Господин Добрецов сильно потряс мою руку и произнес:
– А мы вас почитываем!
Нонночка, не желая отставать от других, сказала:
– Дядя! вы что ж меня не целуете… фи, недобрый какой!
Филофей Павлыч проводил меня до крыльца и, поматывая головой, воскликнул:
– Что прикажете – женщина-с… А впрочем, мать – все права ее-с. Так и в законе-с…
Покуда ямщик собирал вожжи и подавал тарантас, в ушах моих раздалось:
A-ach, mein lieber Augustin!
Augustin, Augustin!
Дружный хохот, встретивший эту допотопную ритурнель, проводил меня до ворот.
* * *
Был час восьмой, когда я выехал от Промптовых, и в воздухе надвигались уже сумерки. Скоро мы въехали в лес, и с каждым шагом мгла становилась гуще и гуще. Казалось, что тени выползают из глубины лесной чащи, бегут за экипажем, хватаются за него. Я начал припоминать происшествия дня, и вдруг мне сделалось страшно. Целое море глупости, предрассудков, ничем не обусловленного упрямства развернулось перед глазами – море, по наружности тихое, но алчущее человеческих жертв. «Так уж», «нет уж» – невольно припоминалось мне, и сзади этих бессмысленных словесных обрывков появлялся упорствующий образ непочтительного Короната, на котором, по какой-то удивительной логике, непочтительность должна отозваться голодом, холодом и всяческими лишениями.

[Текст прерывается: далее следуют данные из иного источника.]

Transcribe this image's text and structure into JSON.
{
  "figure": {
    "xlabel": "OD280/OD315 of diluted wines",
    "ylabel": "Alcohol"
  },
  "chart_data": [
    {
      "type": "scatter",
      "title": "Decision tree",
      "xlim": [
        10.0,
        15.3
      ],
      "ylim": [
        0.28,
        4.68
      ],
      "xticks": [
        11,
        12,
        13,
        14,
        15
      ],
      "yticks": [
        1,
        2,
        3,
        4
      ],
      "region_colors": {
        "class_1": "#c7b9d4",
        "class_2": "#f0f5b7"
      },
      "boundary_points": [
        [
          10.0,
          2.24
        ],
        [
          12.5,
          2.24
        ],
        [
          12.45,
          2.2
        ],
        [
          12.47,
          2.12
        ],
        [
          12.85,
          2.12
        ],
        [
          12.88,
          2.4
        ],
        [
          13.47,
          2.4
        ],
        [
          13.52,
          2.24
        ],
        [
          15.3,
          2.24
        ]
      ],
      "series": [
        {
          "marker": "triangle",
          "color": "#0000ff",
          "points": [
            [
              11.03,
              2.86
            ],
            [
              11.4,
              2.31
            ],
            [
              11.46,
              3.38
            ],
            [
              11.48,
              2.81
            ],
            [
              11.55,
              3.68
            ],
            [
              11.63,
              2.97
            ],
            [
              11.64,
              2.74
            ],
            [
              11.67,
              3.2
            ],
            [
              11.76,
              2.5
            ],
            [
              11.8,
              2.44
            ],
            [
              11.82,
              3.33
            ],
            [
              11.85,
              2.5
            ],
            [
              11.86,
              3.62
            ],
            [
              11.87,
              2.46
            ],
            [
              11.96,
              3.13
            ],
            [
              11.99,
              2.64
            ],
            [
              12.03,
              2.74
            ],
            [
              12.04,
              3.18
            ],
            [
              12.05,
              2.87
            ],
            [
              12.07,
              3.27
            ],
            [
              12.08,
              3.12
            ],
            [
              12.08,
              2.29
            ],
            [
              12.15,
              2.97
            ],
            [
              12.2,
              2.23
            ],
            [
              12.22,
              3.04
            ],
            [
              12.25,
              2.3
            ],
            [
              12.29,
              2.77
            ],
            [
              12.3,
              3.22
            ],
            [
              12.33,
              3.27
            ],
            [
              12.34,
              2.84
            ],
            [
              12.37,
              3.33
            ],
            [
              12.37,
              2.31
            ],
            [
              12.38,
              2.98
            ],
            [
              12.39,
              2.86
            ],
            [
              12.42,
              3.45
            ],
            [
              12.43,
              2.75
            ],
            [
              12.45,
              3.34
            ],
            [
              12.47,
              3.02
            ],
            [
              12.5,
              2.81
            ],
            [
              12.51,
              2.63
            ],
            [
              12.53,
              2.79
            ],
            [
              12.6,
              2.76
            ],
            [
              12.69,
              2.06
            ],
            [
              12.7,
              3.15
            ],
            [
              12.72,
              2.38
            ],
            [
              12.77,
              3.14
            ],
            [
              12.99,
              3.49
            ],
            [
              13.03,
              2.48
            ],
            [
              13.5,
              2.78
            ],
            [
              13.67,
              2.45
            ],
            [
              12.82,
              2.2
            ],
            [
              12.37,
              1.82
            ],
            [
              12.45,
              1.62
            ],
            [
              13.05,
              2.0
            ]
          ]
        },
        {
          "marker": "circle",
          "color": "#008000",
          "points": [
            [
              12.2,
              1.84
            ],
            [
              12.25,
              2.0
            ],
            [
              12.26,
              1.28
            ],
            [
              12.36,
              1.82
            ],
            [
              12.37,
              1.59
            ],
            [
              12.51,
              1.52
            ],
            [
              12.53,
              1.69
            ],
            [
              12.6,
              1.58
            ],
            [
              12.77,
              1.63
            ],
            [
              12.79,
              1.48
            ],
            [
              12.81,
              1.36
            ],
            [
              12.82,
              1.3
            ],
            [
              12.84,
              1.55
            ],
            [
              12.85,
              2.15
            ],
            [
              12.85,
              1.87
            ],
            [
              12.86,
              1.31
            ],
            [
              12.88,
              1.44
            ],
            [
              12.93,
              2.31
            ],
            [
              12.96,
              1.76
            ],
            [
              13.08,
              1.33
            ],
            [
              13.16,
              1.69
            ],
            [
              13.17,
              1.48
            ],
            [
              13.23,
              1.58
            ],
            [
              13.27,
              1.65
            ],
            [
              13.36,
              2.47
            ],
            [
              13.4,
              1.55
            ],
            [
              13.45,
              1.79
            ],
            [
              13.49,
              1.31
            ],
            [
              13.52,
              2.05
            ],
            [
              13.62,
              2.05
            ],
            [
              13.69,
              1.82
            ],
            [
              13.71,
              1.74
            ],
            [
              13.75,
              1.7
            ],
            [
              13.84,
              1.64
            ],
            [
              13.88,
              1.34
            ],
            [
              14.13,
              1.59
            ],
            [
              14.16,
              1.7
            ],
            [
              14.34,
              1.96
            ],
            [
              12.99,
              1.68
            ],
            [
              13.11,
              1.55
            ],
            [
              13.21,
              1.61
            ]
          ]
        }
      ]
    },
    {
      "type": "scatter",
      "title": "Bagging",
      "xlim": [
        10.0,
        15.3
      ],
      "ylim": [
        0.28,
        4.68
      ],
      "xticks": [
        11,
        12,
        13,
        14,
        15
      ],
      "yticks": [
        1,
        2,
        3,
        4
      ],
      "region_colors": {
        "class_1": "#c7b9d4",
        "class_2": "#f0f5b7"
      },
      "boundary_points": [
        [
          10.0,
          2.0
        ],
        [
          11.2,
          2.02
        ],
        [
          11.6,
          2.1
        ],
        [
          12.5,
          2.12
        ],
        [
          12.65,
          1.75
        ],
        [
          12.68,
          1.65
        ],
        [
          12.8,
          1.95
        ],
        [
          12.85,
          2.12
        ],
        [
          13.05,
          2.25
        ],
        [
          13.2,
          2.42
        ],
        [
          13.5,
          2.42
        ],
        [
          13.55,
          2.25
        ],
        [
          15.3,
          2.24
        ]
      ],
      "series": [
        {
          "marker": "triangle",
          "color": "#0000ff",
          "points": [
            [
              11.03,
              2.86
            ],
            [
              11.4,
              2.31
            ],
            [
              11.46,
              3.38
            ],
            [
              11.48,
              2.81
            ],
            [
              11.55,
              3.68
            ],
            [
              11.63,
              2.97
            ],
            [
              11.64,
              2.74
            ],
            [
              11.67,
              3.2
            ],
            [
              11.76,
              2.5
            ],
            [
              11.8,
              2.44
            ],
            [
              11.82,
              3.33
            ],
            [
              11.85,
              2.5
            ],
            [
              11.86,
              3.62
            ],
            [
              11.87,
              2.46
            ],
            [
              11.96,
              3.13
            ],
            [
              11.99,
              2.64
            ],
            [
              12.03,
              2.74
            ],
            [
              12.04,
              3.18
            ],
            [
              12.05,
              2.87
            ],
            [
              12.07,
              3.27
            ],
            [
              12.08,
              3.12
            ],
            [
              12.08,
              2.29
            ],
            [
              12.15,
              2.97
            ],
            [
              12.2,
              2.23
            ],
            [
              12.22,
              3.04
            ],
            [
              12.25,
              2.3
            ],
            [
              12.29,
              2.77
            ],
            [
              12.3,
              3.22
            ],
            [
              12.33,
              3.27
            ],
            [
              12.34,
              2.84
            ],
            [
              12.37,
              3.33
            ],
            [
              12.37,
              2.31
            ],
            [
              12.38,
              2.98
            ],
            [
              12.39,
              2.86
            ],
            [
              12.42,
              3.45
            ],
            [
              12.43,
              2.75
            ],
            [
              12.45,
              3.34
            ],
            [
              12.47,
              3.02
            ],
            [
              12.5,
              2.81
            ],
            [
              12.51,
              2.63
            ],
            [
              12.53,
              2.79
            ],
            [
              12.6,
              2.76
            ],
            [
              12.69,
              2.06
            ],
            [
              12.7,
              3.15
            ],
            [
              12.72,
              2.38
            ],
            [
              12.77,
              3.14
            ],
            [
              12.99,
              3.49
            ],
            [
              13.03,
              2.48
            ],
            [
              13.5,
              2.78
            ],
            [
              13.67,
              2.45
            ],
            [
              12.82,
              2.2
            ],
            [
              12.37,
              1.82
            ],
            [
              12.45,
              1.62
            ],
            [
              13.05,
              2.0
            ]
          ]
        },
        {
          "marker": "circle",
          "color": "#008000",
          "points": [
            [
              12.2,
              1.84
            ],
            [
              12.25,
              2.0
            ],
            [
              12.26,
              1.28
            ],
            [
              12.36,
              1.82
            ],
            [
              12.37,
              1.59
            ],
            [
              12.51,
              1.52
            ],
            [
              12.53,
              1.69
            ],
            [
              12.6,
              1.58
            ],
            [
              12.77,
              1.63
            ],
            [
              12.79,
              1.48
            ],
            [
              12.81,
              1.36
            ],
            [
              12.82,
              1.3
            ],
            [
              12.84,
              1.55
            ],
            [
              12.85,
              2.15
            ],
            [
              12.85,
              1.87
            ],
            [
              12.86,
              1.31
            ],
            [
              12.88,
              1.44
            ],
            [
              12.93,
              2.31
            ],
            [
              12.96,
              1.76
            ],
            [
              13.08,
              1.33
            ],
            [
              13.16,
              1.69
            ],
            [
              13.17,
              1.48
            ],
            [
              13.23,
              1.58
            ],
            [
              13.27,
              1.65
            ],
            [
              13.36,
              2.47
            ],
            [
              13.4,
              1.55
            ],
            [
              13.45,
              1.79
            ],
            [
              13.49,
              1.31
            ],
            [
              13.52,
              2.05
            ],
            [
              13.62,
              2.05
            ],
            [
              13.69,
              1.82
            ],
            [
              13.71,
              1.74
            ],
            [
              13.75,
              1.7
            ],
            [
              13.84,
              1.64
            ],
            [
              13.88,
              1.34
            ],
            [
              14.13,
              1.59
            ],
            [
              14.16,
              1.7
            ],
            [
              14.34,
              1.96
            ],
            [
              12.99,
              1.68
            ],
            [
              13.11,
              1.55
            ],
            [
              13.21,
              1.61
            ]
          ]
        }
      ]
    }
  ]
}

Но, как ни простодушна Машенька, однако и у нее нечаянно вырвалось меткое слово.
"Неверно нынче! – сказала она, – очень даже, мой друг, неверно! Куда ступить, в которую сторону идти – никто нынче этого не знает!"
Этим изречением я и заканчиваю.
В ДРУЖЕСКОМ КРУГУ
Кроме Тебенькова, с которым я уже познакомил читателя, у меня есть еще приятель Максим Михайлыч Плешивцев.
Все трое мы воспитывались в одном и том же «заведении», и все трое, еще на школьной скамье, обнаружили некоторый вкус к мышлению. Это был первый общий признак, который положил начало нашему сближению, – признак настолько веский, что даже позднейшие разномыслия не имели достаточно силы, чтоб поколебать образовавшуюся между нами дружескую связь.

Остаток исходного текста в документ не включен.